Tradisi horor yang tersembunyi di balik topi Muzan di Demon Slayer

etika Tanjiro Kamado pertama kali bertemu Muzan Kibutsuji di Demon Slayer , Big Bad dari seri itu mungkin tidak persis seperti yang diharapkan sebagian besar pemirsa. Untuk Raja Iblis legendaris yang telah hidup selama lebih dari satu milenium dan menempatkan Tanjiro di jalan untuk menjadi Pembunuh Iblis dengan membantai sebagian besar keluarganya tanpa ampun , Muzan tampak … yah, sedikit seperti Michael Jackson dari video “Smooth Criminal”: Celana putih, dasi putih, dan rambut sedikit keriting yang jatuh dari bawah topi putihnya dan sebagainya. Tapi pakaian itu mewakili lebih dari sekadar pilihan mode yang berani. Itu adalah contoh lain dari tradisi horor Jepang yang takut pada hal-hal modern dan pengaruhnya yang merusak.

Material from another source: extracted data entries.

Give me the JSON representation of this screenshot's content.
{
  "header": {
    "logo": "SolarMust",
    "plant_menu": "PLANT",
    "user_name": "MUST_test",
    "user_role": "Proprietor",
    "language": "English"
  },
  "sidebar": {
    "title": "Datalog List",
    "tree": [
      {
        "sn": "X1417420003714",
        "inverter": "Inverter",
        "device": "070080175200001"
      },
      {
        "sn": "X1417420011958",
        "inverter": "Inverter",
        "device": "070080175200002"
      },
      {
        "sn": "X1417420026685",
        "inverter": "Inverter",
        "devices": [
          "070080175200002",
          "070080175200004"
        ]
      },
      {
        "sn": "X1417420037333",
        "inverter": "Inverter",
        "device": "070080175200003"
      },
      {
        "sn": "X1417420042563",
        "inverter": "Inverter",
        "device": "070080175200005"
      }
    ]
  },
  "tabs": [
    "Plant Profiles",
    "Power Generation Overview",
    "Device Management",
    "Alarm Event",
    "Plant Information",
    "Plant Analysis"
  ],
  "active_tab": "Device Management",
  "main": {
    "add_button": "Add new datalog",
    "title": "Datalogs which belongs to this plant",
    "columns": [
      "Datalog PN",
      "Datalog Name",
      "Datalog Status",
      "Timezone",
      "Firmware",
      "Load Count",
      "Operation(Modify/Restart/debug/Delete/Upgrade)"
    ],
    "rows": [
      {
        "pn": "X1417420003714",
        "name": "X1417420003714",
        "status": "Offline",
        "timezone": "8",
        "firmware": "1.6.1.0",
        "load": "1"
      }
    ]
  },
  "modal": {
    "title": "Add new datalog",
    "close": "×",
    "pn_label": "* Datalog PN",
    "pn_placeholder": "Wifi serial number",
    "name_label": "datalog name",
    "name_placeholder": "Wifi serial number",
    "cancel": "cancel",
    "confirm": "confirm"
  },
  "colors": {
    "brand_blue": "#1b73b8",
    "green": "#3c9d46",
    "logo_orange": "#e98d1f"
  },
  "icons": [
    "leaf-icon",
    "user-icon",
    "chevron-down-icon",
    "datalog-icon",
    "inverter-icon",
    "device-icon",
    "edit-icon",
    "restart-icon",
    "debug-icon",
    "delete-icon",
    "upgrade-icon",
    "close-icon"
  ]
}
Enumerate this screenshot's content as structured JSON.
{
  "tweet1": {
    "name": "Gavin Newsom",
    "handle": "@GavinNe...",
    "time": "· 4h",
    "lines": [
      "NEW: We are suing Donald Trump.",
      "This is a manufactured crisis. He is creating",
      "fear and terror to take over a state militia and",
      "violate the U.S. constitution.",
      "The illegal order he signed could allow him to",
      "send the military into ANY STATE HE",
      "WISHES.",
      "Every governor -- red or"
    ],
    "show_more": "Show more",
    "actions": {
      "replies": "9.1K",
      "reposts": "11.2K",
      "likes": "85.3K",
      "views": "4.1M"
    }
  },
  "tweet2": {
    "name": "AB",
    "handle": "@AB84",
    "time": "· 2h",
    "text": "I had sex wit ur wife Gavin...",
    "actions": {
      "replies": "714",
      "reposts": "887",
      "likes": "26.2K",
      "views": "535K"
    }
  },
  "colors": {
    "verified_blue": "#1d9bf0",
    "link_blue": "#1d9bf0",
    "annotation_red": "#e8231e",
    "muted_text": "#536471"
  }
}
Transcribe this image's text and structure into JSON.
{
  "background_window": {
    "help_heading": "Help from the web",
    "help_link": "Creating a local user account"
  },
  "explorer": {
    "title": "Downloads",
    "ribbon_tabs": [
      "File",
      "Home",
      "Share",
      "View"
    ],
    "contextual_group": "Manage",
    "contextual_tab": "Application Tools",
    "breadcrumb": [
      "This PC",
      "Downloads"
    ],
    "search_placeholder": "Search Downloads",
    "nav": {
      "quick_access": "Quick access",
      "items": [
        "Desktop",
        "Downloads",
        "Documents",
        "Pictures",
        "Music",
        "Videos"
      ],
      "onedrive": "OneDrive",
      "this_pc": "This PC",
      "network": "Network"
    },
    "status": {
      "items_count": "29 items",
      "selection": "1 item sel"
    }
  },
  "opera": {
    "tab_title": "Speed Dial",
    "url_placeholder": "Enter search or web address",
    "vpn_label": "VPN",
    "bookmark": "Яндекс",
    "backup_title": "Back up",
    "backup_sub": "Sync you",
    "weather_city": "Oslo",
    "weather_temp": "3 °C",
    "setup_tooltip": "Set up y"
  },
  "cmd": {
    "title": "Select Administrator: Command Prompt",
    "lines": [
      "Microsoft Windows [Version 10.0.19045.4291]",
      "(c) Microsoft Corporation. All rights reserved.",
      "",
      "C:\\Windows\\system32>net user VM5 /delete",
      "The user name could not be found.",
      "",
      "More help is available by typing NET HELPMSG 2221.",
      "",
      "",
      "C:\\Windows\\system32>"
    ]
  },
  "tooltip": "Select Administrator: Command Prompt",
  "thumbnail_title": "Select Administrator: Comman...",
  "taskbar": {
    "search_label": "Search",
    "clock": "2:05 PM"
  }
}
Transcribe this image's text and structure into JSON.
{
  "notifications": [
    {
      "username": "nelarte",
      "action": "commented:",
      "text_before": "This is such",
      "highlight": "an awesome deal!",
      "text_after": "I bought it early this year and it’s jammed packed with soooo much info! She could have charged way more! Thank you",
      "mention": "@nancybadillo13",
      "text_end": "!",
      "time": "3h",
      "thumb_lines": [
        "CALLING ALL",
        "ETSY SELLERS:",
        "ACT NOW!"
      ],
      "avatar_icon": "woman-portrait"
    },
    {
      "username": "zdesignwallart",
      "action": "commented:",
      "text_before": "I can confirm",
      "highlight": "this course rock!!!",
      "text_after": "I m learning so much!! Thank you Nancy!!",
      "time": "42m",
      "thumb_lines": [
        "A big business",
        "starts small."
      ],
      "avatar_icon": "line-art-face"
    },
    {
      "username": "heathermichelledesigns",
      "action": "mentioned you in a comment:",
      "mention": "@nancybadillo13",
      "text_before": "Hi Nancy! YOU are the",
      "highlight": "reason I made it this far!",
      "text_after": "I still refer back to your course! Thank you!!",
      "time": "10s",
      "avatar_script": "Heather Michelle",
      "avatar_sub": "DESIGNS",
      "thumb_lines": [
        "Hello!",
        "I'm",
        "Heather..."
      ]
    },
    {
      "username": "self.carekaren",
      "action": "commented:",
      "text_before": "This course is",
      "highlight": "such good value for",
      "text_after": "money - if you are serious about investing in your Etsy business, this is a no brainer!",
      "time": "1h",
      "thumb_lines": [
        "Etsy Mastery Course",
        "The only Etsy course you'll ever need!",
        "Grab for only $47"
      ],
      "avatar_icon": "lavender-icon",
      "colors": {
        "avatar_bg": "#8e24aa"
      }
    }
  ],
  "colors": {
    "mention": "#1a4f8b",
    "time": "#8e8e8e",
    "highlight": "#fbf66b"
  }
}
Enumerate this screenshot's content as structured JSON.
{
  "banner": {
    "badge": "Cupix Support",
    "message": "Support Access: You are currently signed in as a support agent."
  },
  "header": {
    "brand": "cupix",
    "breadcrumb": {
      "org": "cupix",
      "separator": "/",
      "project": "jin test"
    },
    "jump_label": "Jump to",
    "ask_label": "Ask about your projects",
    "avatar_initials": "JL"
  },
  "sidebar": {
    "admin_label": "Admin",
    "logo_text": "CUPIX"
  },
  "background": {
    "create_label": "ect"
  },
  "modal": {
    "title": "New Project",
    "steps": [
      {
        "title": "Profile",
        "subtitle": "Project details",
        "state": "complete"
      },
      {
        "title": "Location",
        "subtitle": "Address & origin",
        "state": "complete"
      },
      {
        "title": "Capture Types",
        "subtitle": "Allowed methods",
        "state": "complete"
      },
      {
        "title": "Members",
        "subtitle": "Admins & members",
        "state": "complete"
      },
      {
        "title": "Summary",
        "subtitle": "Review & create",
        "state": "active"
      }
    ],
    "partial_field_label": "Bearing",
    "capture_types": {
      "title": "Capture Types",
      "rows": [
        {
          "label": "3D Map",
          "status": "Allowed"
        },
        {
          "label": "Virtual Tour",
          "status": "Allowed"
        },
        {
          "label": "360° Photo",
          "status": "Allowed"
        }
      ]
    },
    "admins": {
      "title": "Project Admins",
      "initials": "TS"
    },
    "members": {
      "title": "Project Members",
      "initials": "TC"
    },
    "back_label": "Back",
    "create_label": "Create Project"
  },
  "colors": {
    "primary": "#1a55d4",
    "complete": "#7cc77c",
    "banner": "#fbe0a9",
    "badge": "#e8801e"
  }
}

Demon Slayer berlatar belakang Era Taisho (1912-1926), periode modernisasi yang stabil setelah tahun-tahun penuh gejolak Restorasi Meiji ketika keshogunan dihapuskan, kaisar kembali berkuasa, dan Jepang membuka perbatasannya ke dunia luar. Selama masa ini, mode asing menjadi sangat populer di Tokyo dan sekitarnya, yang dianut sepenuhnya oleh Muzan. Demon Slayer bukanlah karya fiksi pertama yang mengaitkan pakaian bergaya Barat dengan sesuatu yang mengerikan dan menyeramkan. Anda dapat menemukan tema serupa dalam salah satu karya pertama fantasi/horor Jepang modern, genre yang sama dengan Demon Slayer .

Diterbitkan pada tahun 1908, hanya beberapa tahun sebelum dimulainya Era Taisho, Ten Nights of Dreams merupakan karya Natsume Sōseki, salah satu penulis paling populer dalam sejarah Jepang. Setiap sekolah di negara ini meliput setidaknya satu karya Sōseki, dan meskipun antologi tahun 1908 jarang masuk dalam daftar itu, tidak ada orang dewasa Jepang yang masih hidup yang tidak mengetahui nama pengarangnya.